I also doubt that those children read only the kind of books the teachers seem to object to, but if that is indeed the case, the solution is surely not to discourage a certain kind of reading but to encourage another kind?

God knows, I read enormous quantities of rubbish growing up. All the Sidney Sheldons and Jeffrey Archers; books whose names I vaguely remember but whose authors I've forgotten (The Thorn Birds? Beyond the Blue Mountains?). Hey - my parents didn't even keep those Rugby Jokes out of reach. I could read absolutely anything I wanted and as far as I can tell they didn't allow themselves an opinion on whether it was 'good for me' or not.

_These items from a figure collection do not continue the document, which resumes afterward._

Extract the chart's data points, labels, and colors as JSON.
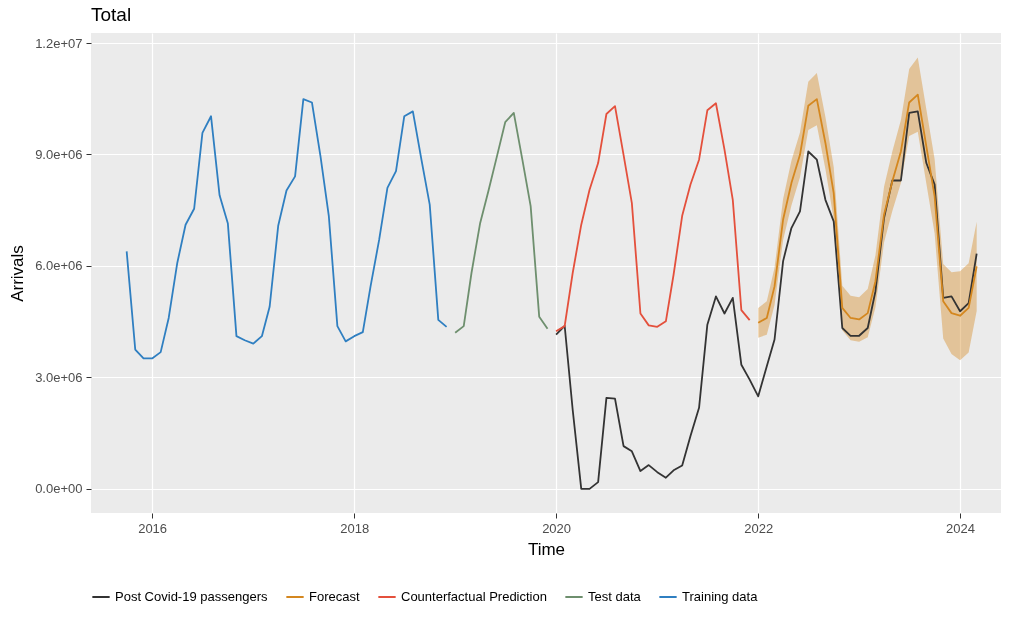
{
  "chart_data": {
    "type": "line",
    "title": "Total",
    "xlabel": "Time",
    "ylabel": "Arrivals",
    "xlim": [
      "2015-05-25",
      "2024-05-28"
    ],
    "xticks": [
      {
        "value": "2016-01-01",
        "label": "2016"
      },
      {
        "value": "2018-01-01",
        "label": "2018"
      },
      {
        "value": "2020-01-01",
        "label": "2020"
      },
      {
        "value": "2022-01-01",
        "label": "2022"
      },
      {
        "value": "2024-01-01",
        "label": "2024"
      }
    ],
    "ylim": [
      -650000,
      12270000
    ],
    "yticks": [
      {
        "value": 0,
        "label": "0.0e+00"
      },
      {
        "value": 3000000,
        "label": "3.0e+06"
      },
      {
        "value": 6000000,
        "label": "6.0e+06"
      },
      {
        "value": 9000000,
        "label": "9.0e+06"
      },
      {
        "value": 12000000,
        "label": "1.2e+07"
      }
    ],
    "grid": true,
    "legend": "bottom",
    "series": [
      {
        "name": "Post Covid-19 passengers",
        "color": "#333333",
        "x": [
          "2020-01",
          "2020-02",
          "2020-03",
          "2020-04",
          "2020-05",
          "2020-06",
          "2020-07",
          "2020-08",
          "2020-09",
          "2020-10",
          "2020-11",
          "2020-12",
          "2021-01",
          "2021-02",
          "2021-03",
          "2021-04",
          "2021-05",
          "2021-06",
          "2021-07",
          "2021-08",
          "2021-09",
          "2021-10",
          "2021-11",
          "2021-12",
          "2022-01",
          "2022-02",
          "2022-03",
          "2022-04",
          "2022-05",
          "2022-06",
          "2022-07",
          "2022-08",
          "2022-09",
          "2022-10",
          "2022-11",
          "2022-12",
          "2023-01",
          "2023-02",
          "2023-03",
          "2023-04",
          "2023-05",
          "2023-06",
          "2023-07",
          "2023-08",
          "2023-09",
          "2023-10",
          "2023-11",
          "2023-12",
          "2024-01",
          "2024-02",
          "2024-03"
        ],
        "values": [
          4150000,
          4390000,
          2130000,
          0,
          0,
          180000,
          2450000,
          2430000,
          1150000,
          1010000,
          480000,
          640000,
          450000,
          300000,
          500000,
          630000,
          1420000,
          2180000,
          4420000,
          5180000,
          4720000,
          5140000,
          3340000,
          2940000,
          2490000,
          3300000,
          4020000,
          6130000,
          7020000,
          7470000,
          9080000,
          8860000,
          7780000,
          7200000,
          4330000,
          4120000,
          4120000,
          4330000,
          5320000,
          7290000,
          8300000,
          8300000,
          10120000,
          10160000,
          8770000,
          8190000,
          5140000,
          5180000,
          4780000,
          5000000,
          6330000
        ]
      },
      {
        "name": "Forecast",
        "color": "#d4871f",
        "x": [
          "2022-01",
          "2022-02",
          "2022-03",
          "2022-04",
          "2022-05",
          "2022-06",
          "2022-07",
          "2022-08",
          "2022-09",
          "2022-10",
          "2022-11",
          "2022-12",
          "2023-01",
          "2023-02",
          "2023-03",
          "2023-04",
          "2023-05",
          "2023-06",
          "2023-07",
          "2023-08",
          "2023-09",
          "2023-10",
          "2023-11",
          "2023-12",
          "2024-01",
          "2024-02",
          "2024-03"
        ],
        "values": [
          4470000,
          4600000,
          5450000,
          7250000,
          8230000,
          8990000,
          10310000,
          10490000,
          9310000,
          7960000,
          4870000,
          4600000,
          4560000,
          4730000,
          5590000,
          7380000,
          8280000,
          9080000,
          10400000,
          10610000,
          9220000,
          7870000,
          5050000,
          4730000,
          4660000,
          4870000,
          5990000
        ],
        "lower": [
          4070000,
          4150000,
          4950000,
          6700000,
          7630000,
          8390000,
          9660000,
          9790000,
          8610000,
          7260000,
          4270000,
          4000000,
          3960000,
          4080000,
          4890000,
          6630000,
          7480000,
          8230000,
          9500000,
          9610000,
          8220000,
          6870000,
          4050000,
          3630000,
          3460000,
          3670000,
          4790000
        ],
        "upper": [
          4870000,
          5050000,
          5950000,
          7800000,
          8830000,
          9590000,
          10960000,
          11190000,
          10010000,
          8660000,
          5470000,
          5200000,
          5160000,
          5380000,
          6290000,
          8130000,
          9080000,
          9930000,
          11300000,
          11610000,
          10220000,
          8870000,
          6050000,
          5830000,
          5860000,
          6070000,
          7190000
        ]
      },
      {
        "name": "Counterfactual Prediction",
        "color": "#e4503c",
        "x": [
          "2020-01",
          "2020-02",
          "2020-03",
          "2020-04",
          "2020-05",
          "2020-06",
          "2020-07",
          "2020-08",
          "2020-09",
          "2020-10",
          "2020-11",
          "2020-12",
          "2021-01",
          "2021-02",
          "2021-03",
          "2021-04",
          "2021-05",
          "2021-06",
          "2021-07",
          "2021-08",
          "2021-09",
          "2021-10",
          "2021-11",
          "2021-12"
        ],
        "values": [
          4240000,
          4380000,
          5810000,
          7110000,
          8050000,
          8770000,
          10090000,
          10300000,
          8990000,
          7690000,
          4720000,
          4400000,
          4360000,
          4510000,
          5770000,
          7350000,
          8190000,
          8860000,
          10190000,
          10380000,
          9130000,
          7780000,
          4810000,
          4540000
        ]
      },
      {
        "name": "Test data",
        "color": "#6e8f6e",
        "x": [
          "2019-01",
          "2019-02",
          "2019-03",
          "2019-04",
          "2019-05",
          "2019-06",
          "2019-07",
          "2019-08",
          "2019-09",
          "2019-10",
          "2019-11",
          "2019-12"
        ],
        "values": [
          4200000,
          4380000,
          5810000,
          7140000,
          8010000,
          8950000,
          9870000,
          10120000,
          8860000,
          7610000,
          4630000,
          4310000
        ]
      },
      {
        "name": "Training data",
        "color": "#2f7fc1",
        "x": [
          "2015-10",
          "2015-11",
          "2015-12",
          "2016-01",
          "2016-02",
          "2016-03",
          "2016-04",
          "2016-05",
          "2016-06",
          "2016-07",
          "2016-08",
          "2016-09",
          "2016-10",
          "2016-11",
          "2016-12",
          "2017-01",
          "2017-02",
          "2017-03",
          "2017-04",
          "2017-05",
          "2017-06",
          "2017-07",
          "2017-08",
          "2017-09",
          "2017-10",
          "2017-11",
          "2017-12",
          "2018-01",
          "2018-02",
          "2018-03",
          "2018-04",
          "2018-05",
          "2018-06",
          "2018-07",
          "2018-08",
          "2018-09",
          "2018-10",
          "2018-11",
          "2018-12"
        ],
        "values": [
          6390000,
          3750000,
          3510000,
          3510000,
          3680000,
          4600000,
          6080000,
          7110000,
          7540000,
          9580000,
          10030000,
          7900000,
          7140000,
          4110000,
          4000000,
          3910000,
          4110000,
          4900000,
          7080000,
          8030000,
          8410000,
          10490000,
          10400000,
          8950000,
          7350000,
          4380000,
          3970000,
          4110000,
          4220000,
          5450000,
          6700000,
          8100000,
          8550000,
          10030000,
          10160000,
          8860000,
          7650000,
          4550000,
          4360000
        ]
      }
    ]
  }
}
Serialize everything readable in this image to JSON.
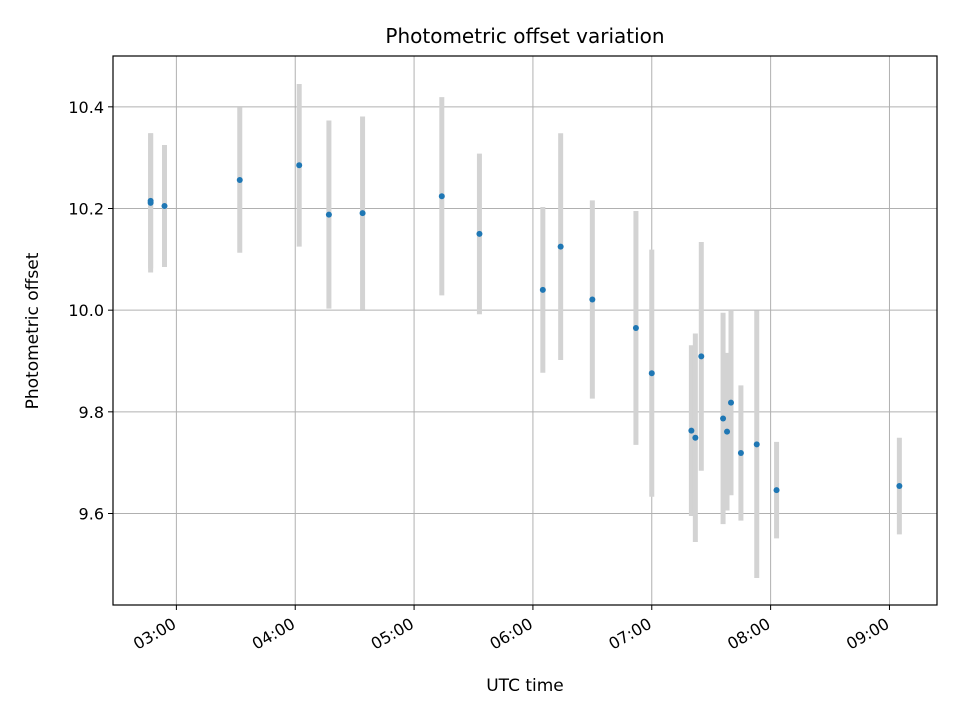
{
  "chart_data": {
    "type": "scatter",
    "title": "Photometric offset variation",
    "xlabel": "UTC time",
    "ylabel": "Photometric offset",
    "x_tick_labels": [
      "03:00",
      "04:00",
      "05:00",
      "06:00",
      "07:00",
      "08:00",
      "09:00"
    ],
    "y_tick_labels": [
      "9.6",
      "9.8",
      "10.0",
      "10.2",
      "10.4"
    ],
    "xlim": [
      "02:28",
      "09:24"
    ],
    "ylim": [
      9.42,
      10.5
    ],
    "grid": true,
    "errorbar_color": "#d3d3d3",
    "point_color": "#1f77b4",
    "points": [
      {
        "x": "02:47",
        "y": 10.211,
        "err": 0.137
      },
      {
        "x": "02:47",
        "y": 10.215,
        "err": 0.133
      },
      {
        "x": "02:54",
        "y": 10.205,
        "err": 0.12
      },
      {
        "x": "03:32",
        "y": 10.256,
        "err": 0.143
      },
      {
        "x": "04:02",
        "y": 10.285,
        "err": 0.16
      },
      {
        "x": "04:17",
        "y": 10.188,
        "err": 0.185
      },
      {
        "x": "04:34",
        "y": 10.191,
        "err": 0.19
      },
      {
        "x": "05:14",
        "y": 10.224,
        "err": 0.195
      },
      {
        "x": "05:33",
        "y": 10.15,
        "err": 0.158
      },
      {
        "x": "06:05",
        "y": 10.04,
        "err": 0.163
      },
      {
        "x": "06:14",
        "y": 10.125,
        "err": 0.223
      },
      {
        "x": "06:30",
        "y": 10.021,
        "err": 0.195
      },
      {
        "x": "06:52",
        "y": 9.965,
        "err": 0.23
      },
      {
        "x": "07:00",
        "y": 9.876,
        "err": 0.243
      },
      {
        "x": "07:20",
        "y": 9.763,
        "err": 0.168
      },
      {
        "x": "07:22",
        "y": 9.749,
        "err": 0.205
      },
      {
        "x": "07:25",
        "y": 9.909,
        "err": 0.225
      },
      {
        "x": "07:36",
        "y": 9.787,
        "err": 0.208
      },
      {
        "x": "07:38",
        "y": 9.761,
        "err": 0.155
      },
      {
        "x": "07:40",
        "y": 9.818,
        "err": 0.182
      },
      {
        "x": "07:45",
        "y": 9.719,
        "err": 0.133
      },
      {
        "x": "07:53",
        "y": 9.736,
        "err": 0.263
      },
      {
        "x": "08:03",
        "y": 9.646,
        "err": 0.095
      },
      {
        "x": "09:05",
        "y": 9.654,
        "err": 0.095
      }
    ]
  }
}
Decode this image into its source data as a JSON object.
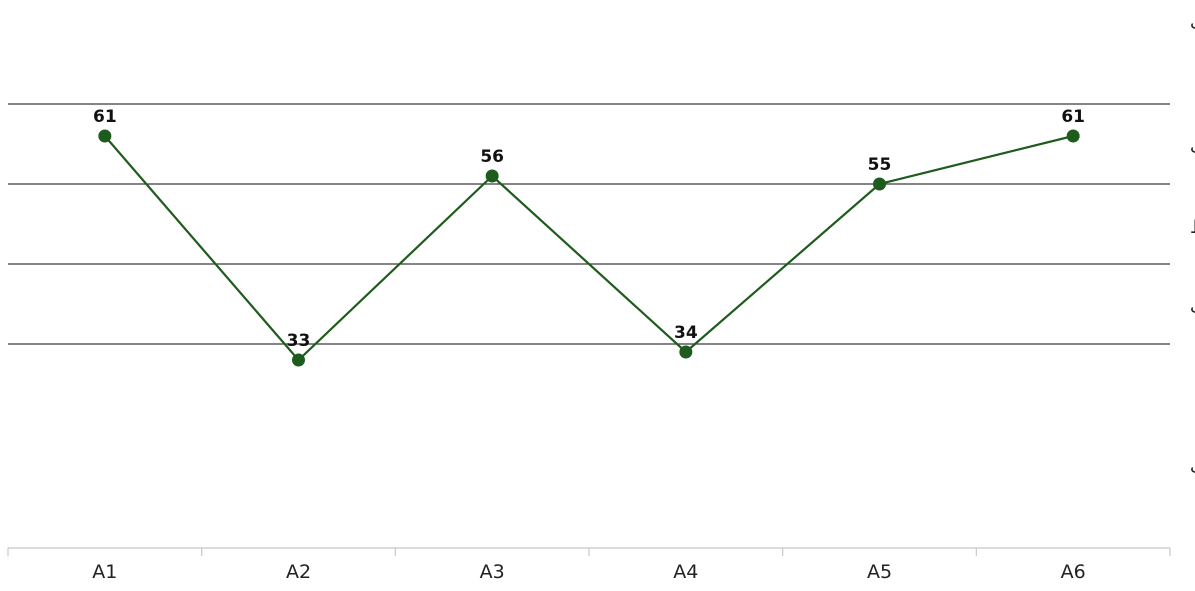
{
  "chart_data": {
    "type": "line",
    "title": "",
    "xlabel": "",
    "ylabel": "",
    "categories": [
      "A1",
      "A2",
      "A3",
      "A4",
      "A5",
      "A6"
    ],
    "series": [
      {
        "values": [
          61,
          33,
          56,
          34,
          55,
          61
        ],
        "color": "#1e5c1e"
      }
    ],
    "ylim": [
      10,
      75
    ],
    "reference_lines": [
      65,
      55,
      45,
      35
    ],
    "band_labels": [
      {
        "text": "خیلی مطلوب",
        "value": 75
      },
      {
        "text": "مطلوب",
        "value": 59.5
      },
      {
        "text": "متوسط",
        "value": 49.5
      },
      {
        "text": "نا مطلوب",
        "value": 39.5
      },
      {
        "text": "خیلی نامطلوب",
        "value": 19.5
      }
    ],
    "show_data_labels": true,
    "grid": false,
    "legend": "none"
  }
}
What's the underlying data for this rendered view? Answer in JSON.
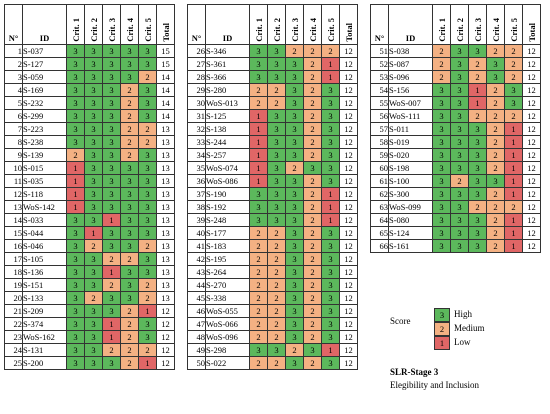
{
  "headers": {
    "n": "N°",
    "id": "ID",
    "c1": "Crit. 1",
    "c2": "Crit. 2",
    "c3": "Crit. 3",
    "c4": "Crit. 4",
    "c5": "Crit. 5",
    "total": "Total"
  },
  "colors": {
    "3": "#5cb85c",
    "2": "#f4b183",
    "1": "#e06666"
  },
  "tables": [
    {
      "rows": [
        [
          "1",
          "S-037",
          3,
          3,
          3,
          3,
          3,
          15
        ],
        [
          "2",
          "S-127",
          3,
          3,
          3,
          3,
          3,
          15
        ],
        [
          "3",
          "S-059",
          3,
          3,
          3,
          3,
          2,
          14
        ],
        [
          "4",
          "S-169",
          3,
          3,
          3,
          2,
          3,
          14
        ],
        [
          "5",
          "S-232",
          3,
          3,
          3,
          2,
          3,
          14
        ],
        [
          "6",
          "S-299",
          3,
          3,
          3,
          2,
          3,
          14
        ],
        [
          "7",
          "S-223",
          3,
          3,
          3,
          2,
          2,
          13
        ],
        [
          "8",
          "S-238",
          3,
          3,
          3,
          2,
          2,
          13
        ],
        [
          "9",
          "S-139",
          2,
          3,
          3,
          2,
          3,
          13
        ],
        [
          "10",
          "S-015",
          1,
          3,
          3,
          3,
          3,
          13
        ],
        [
          "11",
          "S-035",
          1,
          3,
          3,
          3,
          3,
          13
        ],
        [
          "12",
          "S-118",
          1,
          3,
          3,
          3,
          3,
          13
        ],
        [
          "13",
          "WoS-142",
          1,
          3,
          3,
          3,
          3,
          13
        ],
        [
          "14",
          "S-033",
          3,
          3,
          1,
          3,
          3,
          13
        ],
        [
          "15",
          "S-044",
          3,
          1,
          3,
          3,
          3,
          13
        ],
        [
          "16",
          "S-046",
          3,
          2,
          3,
          3,
          2,
          13
        ],
        [
          "17",
          "S-105",
          3,
          3,
          2,
          2,
          3,
          13
        ],
        [
          "18",
          "S-136",
          3,
          3,
          1,
          3,
          3,
          13
        ],
        [
          "19",
          "S-151",
          3,
          3,
          2,
          3,
          2,
          13
        ],
        [
          "20",
          "S-133",
          3,
          2,
          3,
          3,
          2,
          13
        ],
        [
          "21",
          "S-209",
          3,
          3,
          3,
          2,
          1,
          12
        ],
        [
          "22",
          "S-374",
          3,
          3,
          1,
          2,
          3,
          12
        ],
        [
          "23",
          "WoS-162",
          3,
          3,
          1,
          2,
          3,
          12
        ],
        [
          "24",
          "S-131",
          3,
          3,
          2,
          2,
          2,
          12
        ],
        [
          "25",
          "S-200",
          3,
          3,
          3,
          2,
          1,
          12
        ]
      ]
    },
    {
      "rows": [
        [
          "26",
          "S-346",
          3,
          3,
          2,
          2,
          2,
          12
        ],
        [
          "27",
          "S-361",
          3,
          3,
          3,
          2,
          1,
          12
        ],
        [
          "28",
          "S-366",
          3,
          3,
          3,
          2,
          1,
          12
        ],
        [
          "29",
          "S-280",
          2,
          2,
          3,
          2,
          3,
          12
        ],
        [
          "30",
          "WoS-013",
          2,
          2,
          3,
          2,
          3,
          12
        ],
        [
          "31",
          "S-125",
          1,
          3,
          3,
          2,
          3,
          12
        ],
        [
          "32",
          "S-138",
          1,
          3,
          3,
          2,
          3,
          12
        ],
        [
          "33",
          "S-244",
          1,
          3,
          3,
          2,
          3,
          12
        ],
        [
          "34",
          "S-257",
          1,
          3,
          3,
          2,
          3,
          12
        ],
        [
          "35",
          "WoS-074",
          1,
          3,
          2,
          3,
          3,
          12
        ],
        [
          "36",
          "WoS-086",
          1,
          3,
          3,
          2,
          3,
          12
        ],
        [
          "37",
          "S-190",
          3,
          3,
          3,
          2,
          1,
          12
        ],
        [
          "38",
          "S-192",
          3,
          3,
          3,
          2,
          1,
          12
        ],
        [
          "39",
          "S-248",
          3,
          3,
          3,
          2,
          1,
          12
        ],
        [
          "40",
          "S-177",
          2,
          2,
          3,
          2,
          3,
          12
        ],
        [
          "41",
          "S-183",
          2,
          2,
          3,
          2,
          3,
          12
        ],
        [
          "42",
          "S-195",
          2,
          2,
          3,
          2,
          3,
          12
        ],
        [
          "43",
          "S-264",
          2,
          2,
          3,
          2,
          3,
          12
        ],
        [
          "44",
          "S-270",
          2,
          2,
          3,
          2,
          3,
          12
        ],
        [
          "45",
          "S-338",
          2,
          2,
          3,
          2,
          3,
          12
        ],
        [
          "46",
          "WoS-055",
          2,
          2,
          3,
          2,
          3,
          12
        ],
        [
          "47",
          "WoS-066",
          2,
          2,
          3,
          2,
          3,
          12
        ],
        [
          "48",
          "WoS-096",
          2,
          2,
          3,
          2,
          3,
          12
        ],
        [
          "49",
          "S-298",
          3,
          3,
          2,
          3,
          1,
          12
        ],
        [
          "50",
          "S-022",
          2,
          2,
          3,
          2,
          3,
          12
        ]
      ]
    },
    {
      "rows": [
        [
          "51",
          "S-038",
          2,
          3,
          3,
          2,
          2,
          12
        ],
        [
          "52",
          "S-087",
          2,
          3,
          2,
          3,
          2,
          12
        ],
        [
          "53",
          "S-096",
          2,
          3,
          2,
          3,
          2,
          12
        ],
        [
          "54",
          "S-156",
          3,
          3,
          1,
          2,
          3,
          12
        ],
        [
          "55",
          "WoS-007",
          3,
          3,
          1,
          2,
          3,
          12
        ],
        [
          "56",
          "WoS-111",
          3,
          3,
          2,
          2,
          2,
          12
        ],
        [
          "57",
          "S-011",
          3,
          3,
          3,
          2,
          1,
          12
        ],
        [
          "58",
          "S-019",
          3,
          3,
          3,
          2,
          1,
          12
        ],
        [
          "59",
          "S-020",
          3,
          3,
          3,
          2,
          1,
          12
        ],
        [
          "60",
          "S-198",
          3,
          3,
          3,
          2,
          1,
          12
        ],
        [
          "61",
          "S-100",
          3,
          2,
          3,
          3,
          1,
          12
        ],
        [
          "62",
          "S-300",
          3,
          3,
          3,
          2,
          1,
          12
        ],
        [
          "63",
          "WoS-099",
          3,
          3,
          2,
          2,
          2,
          12
        ],
        [
          "64",
          "S-080",
          3,
          3,
          3,
          2,
          1,
          12
        ],
        [
          "65",
          "S-124",
          3,
          3,
          3,
          2,
          1,
          12
        ],
        [
          "66",
          "S-161",
          3,
          3,
          3,
          2,
          1,
          12
        ]
      ]
    }
  ],
  "legend": {
    "title": "Score",
    "items": [
      {
        "value": "3",
        "label": "High"
      },
      {
        "value": "2",
        "label": "Medium"
      },
      {
        "value": "1",
        "label": "Low"
      }
    ]
  },
  "caption": {
    "title": "SLR-Stage 3",
    "subtitle": "Elegibility and Inclusion"
  }
}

They may not have thought of it that way, but what they encouraged was promiscuity in reading without thought to the moral or the lesson or the nutrient-value of the book in question. I wish schools would be as hands-off with the kids in their charge.

In celebration of which, this post:"May they always come for the unbuttoning and find that they stay past the remaking of the bed."

4 comments:

amruta said...

Thanks. Sharing.

Space Bar said...

Amruta: Thanks - it seems to have reached a number of people!

Anonymous said...

I studied at Rishi Valley, and I was always being told what to read, and what not to. Books were kept in the admittedly gorgeous library, but the librarian and various faculty members monitored your reading quite carefully. It was deeply frustrating, given that different children read at different paces, and in different areas.

I don't think young minds are harmed by a width of material, whether it is pulp, or SF or anything else. Some material is beyond understanding, at that age - but coming back to them later is equally possible, and equally a delight.

I huddled in Rishi Valley's library and read Mrs. Dalloway, at age 14, despite being told not to. Coming back to it ten, fifteen years later, I understood it better. Reading it back then, however, did no damage (unless opening your mind is damage).

Space Bar said...

Anon: Mail me? I'd really like to know more and I respect your wanting to remain anonymous on my blog.

I have to say, it wasn't like that when I was in RV. I wanted to and could read what I wished - Steinbeck and Beckett and Synge at 14 with as much interest as Mary Stewart or any other lighter fiction.

It worries me, this tendency and I'll like to know more.